De même, le changement climatique apparaît à la fois comme une réalité très sensible (recul des glaciers, canicule, pluviométrie) mais l’augmentation moyenne de la température paraît insensible. Un ou deux degré sous nos latitudes cela ne paraît pas beaucoup – même si c’est très important. Dans les îles subantarctiques, on constate une hausse d’1,3°C pour seulement 4,5°C en moyenne. C’est considérable !
Je reviendrais sans doute dans de prochains billets sur certains aspects de recherche fondamentale, nos conversations ont beaucoup porté sur l’internationalisation de la recherche.
Il est très frappant que pour le programme ECOBIO l’internationalisation se soit déclenchée d’un coup, au début des années 1990 et se soit amplifiée depuis. Il y a là un changement culturel dans la manière de mener les recherches. Néanmoins, il semble que l’on puisse encore progresser, notamment dans l’accueil de chercheurs étrangers et dans l’envoi de chercheurs français sur d’autres sites de recherche.
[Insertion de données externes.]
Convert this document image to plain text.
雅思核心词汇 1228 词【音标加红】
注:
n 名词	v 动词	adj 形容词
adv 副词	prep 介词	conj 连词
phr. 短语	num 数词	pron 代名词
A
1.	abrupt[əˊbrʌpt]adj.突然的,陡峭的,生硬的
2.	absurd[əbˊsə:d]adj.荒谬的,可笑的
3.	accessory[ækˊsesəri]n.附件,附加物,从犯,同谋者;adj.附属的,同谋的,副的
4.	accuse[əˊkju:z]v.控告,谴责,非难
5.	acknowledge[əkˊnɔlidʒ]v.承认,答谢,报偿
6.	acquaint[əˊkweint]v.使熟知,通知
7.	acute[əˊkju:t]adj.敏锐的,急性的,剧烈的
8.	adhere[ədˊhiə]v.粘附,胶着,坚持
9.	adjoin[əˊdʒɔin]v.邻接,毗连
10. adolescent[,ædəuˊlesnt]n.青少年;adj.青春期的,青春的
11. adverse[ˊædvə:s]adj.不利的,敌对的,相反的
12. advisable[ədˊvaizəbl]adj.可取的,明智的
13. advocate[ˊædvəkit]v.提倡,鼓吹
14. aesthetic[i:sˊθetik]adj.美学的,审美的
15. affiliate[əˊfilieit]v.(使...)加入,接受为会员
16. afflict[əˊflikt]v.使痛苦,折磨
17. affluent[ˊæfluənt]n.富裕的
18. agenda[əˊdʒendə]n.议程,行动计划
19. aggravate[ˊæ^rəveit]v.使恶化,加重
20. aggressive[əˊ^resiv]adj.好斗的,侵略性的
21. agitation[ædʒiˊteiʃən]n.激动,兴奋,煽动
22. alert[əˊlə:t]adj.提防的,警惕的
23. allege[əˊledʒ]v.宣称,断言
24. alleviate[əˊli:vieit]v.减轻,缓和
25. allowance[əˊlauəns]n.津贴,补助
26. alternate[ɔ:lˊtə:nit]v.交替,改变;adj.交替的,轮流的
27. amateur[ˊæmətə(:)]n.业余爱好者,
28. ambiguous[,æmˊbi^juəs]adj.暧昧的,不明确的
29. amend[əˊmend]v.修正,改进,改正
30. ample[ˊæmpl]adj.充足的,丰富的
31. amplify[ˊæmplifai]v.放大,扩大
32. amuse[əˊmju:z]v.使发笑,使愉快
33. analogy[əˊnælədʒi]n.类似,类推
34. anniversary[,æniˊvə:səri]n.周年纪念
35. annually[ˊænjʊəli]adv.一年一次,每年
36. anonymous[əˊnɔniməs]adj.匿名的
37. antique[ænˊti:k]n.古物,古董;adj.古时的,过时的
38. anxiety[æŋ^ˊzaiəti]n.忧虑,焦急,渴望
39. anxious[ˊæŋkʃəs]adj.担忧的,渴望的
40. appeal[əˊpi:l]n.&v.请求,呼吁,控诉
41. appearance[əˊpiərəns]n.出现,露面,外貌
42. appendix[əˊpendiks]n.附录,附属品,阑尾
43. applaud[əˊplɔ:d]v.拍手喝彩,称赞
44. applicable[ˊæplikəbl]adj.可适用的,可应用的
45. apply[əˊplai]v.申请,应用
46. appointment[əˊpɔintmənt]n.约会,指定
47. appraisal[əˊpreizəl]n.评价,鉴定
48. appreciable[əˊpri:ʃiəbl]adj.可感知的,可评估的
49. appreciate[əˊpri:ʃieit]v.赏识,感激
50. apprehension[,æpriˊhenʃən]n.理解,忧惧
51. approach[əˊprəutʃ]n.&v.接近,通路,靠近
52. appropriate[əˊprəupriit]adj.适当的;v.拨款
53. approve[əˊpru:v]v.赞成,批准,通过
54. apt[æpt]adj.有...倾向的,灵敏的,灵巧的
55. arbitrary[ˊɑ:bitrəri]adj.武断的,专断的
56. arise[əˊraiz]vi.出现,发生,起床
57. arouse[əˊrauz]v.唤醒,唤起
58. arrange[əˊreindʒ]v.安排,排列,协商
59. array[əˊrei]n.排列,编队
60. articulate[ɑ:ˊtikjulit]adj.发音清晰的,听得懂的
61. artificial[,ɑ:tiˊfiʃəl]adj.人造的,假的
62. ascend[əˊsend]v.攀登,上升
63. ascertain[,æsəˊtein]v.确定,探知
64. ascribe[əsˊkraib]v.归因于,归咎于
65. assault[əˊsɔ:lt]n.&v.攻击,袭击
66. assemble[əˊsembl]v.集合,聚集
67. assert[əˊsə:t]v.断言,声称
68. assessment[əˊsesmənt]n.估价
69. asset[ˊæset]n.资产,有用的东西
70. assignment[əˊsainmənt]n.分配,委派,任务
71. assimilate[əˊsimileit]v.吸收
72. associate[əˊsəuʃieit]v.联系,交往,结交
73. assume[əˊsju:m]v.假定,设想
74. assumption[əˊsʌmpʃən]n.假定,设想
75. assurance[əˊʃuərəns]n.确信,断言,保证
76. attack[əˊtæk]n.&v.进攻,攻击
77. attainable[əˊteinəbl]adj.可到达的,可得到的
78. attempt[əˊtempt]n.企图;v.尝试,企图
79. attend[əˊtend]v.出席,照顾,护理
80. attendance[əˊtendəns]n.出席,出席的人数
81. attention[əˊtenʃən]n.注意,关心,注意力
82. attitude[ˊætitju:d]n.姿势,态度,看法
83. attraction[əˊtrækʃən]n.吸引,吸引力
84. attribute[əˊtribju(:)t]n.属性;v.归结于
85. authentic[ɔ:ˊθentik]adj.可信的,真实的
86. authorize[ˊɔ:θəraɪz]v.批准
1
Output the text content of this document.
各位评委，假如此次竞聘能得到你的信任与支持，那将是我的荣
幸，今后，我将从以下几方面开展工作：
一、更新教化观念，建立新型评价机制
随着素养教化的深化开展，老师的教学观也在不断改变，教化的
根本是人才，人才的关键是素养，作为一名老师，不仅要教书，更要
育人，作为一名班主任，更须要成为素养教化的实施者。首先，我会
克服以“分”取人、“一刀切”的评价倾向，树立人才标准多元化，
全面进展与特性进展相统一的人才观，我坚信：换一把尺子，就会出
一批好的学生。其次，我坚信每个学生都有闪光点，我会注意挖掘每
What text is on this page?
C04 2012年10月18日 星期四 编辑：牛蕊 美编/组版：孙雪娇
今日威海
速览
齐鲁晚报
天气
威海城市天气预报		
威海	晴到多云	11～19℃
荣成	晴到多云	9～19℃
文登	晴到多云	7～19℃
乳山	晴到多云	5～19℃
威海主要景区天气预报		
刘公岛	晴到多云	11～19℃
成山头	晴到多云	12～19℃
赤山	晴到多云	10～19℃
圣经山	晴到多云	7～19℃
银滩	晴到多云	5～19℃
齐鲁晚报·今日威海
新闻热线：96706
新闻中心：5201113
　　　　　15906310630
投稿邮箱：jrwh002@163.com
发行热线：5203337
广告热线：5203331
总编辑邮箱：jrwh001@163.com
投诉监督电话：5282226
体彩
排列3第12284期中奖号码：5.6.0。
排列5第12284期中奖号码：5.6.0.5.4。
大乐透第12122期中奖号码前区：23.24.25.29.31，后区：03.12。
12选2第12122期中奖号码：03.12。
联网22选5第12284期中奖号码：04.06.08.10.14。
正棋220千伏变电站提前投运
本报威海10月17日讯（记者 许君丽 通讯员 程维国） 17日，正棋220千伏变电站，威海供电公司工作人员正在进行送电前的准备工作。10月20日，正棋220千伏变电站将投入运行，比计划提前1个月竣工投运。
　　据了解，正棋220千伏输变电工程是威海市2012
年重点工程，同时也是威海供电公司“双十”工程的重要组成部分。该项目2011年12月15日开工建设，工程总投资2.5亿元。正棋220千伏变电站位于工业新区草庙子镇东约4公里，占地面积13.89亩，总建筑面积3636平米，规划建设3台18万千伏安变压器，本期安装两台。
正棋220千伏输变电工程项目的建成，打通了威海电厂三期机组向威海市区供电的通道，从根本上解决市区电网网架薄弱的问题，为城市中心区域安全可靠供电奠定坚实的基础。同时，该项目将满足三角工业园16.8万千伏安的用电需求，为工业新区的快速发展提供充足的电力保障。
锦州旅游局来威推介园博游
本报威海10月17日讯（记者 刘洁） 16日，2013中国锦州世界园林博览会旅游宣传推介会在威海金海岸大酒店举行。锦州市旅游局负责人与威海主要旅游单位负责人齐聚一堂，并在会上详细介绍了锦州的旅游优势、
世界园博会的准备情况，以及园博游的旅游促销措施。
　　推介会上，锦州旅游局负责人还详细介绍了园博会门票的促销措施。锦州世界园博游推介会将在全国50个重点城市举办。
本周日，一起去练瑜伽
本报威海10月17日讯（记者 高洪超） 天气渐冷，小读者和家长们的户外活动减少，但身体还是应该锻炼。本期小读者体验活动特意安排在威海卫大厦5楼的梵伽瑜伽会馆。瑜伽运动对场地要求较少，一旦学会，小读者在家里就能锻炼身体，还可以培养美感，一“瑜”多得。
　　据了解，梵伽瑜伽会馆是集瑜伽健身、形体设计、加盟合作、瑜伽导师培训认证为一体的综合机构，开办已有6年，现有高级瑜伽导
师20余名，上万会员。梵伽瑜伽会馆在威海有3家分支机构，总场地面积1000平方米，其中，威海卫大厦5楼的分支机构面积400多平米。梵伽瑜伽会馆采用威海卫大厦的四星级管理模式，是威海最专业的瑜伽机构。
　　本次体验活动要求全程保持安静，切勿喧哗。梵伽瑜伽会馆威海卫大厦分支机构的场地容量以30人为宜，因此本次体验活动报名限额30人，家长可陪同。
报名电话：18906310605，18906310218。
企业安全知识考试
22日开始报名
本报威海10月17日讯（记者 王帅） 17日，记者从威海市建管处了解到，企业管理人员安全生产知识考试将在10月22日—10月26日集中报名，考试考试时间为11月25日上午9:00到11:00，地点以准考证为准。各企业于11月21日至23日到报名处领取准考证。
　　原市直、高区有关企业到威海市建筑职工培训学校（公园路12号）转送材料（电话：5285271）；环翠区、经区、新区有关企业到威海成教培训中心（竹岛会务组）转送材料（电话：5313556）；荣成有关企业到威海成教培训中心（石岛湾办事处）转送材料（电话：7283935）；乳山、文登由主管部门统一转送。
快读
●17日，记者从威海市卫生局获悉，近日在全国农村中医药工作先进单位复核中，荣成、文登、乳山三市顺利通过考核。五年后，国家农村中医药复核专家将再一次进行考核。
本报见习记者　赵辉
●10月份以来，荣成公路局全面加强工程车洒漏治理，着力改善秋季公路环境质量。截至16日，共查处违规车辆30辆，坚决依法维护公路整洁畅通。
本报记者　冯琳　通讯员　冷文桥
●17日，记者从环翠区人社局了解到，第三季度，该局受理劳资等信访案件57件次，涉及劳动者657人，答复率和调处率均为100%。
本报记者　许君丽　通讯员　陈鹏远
Faut-il d’ailleurs continuer de prendre en charge la totalité des frais d’un chercheur étranger sur le Marion et dans les îles ? Faut-il autoriser des équipes entièrement étrangères à mener des travaux sur nos bases ? Quelle contrepartie faut-il demander ?
Il semble aussi qu’en matière de stratégie de coopération, il convienne de développer trois orientations : les programmes circum-antarctiques, des échanges avec des pays subantarctiques et des coopérations sur certaines thématiques avec des pays sans base sub-polaire.
Un autre point important a été abordé : le financement des thèses. Un effort tout particulier doit être entrepris en ce sens pour les équipes “polaires”. La proposition que j’avais émise de “bourses IPEV”, il y a cinq ans dans mon premier rapport, semble rester pertinente pour aider à finaliser des financements. Les thèses restent au coeur de la vie, de la production et de la créativité d’un laboratoire.
Enfin, nous avons aussi évoqué les problèmes récurrents posés par la fréquence de la desserte des îles. Trois rotations sont vraiment insuffisantes. Les enseignants chercheurs ont, en outre, des contraintes propres liés à leurs obligations vis-à-vis de leurs étudiants. Plus généralement, il m’a semblé que le dialogue entre TAAF-IPEV et les équipes devaient s’approfondir pour que le temps long des programmes de recherche puisse être pleinement intégré aux solutions logistiques.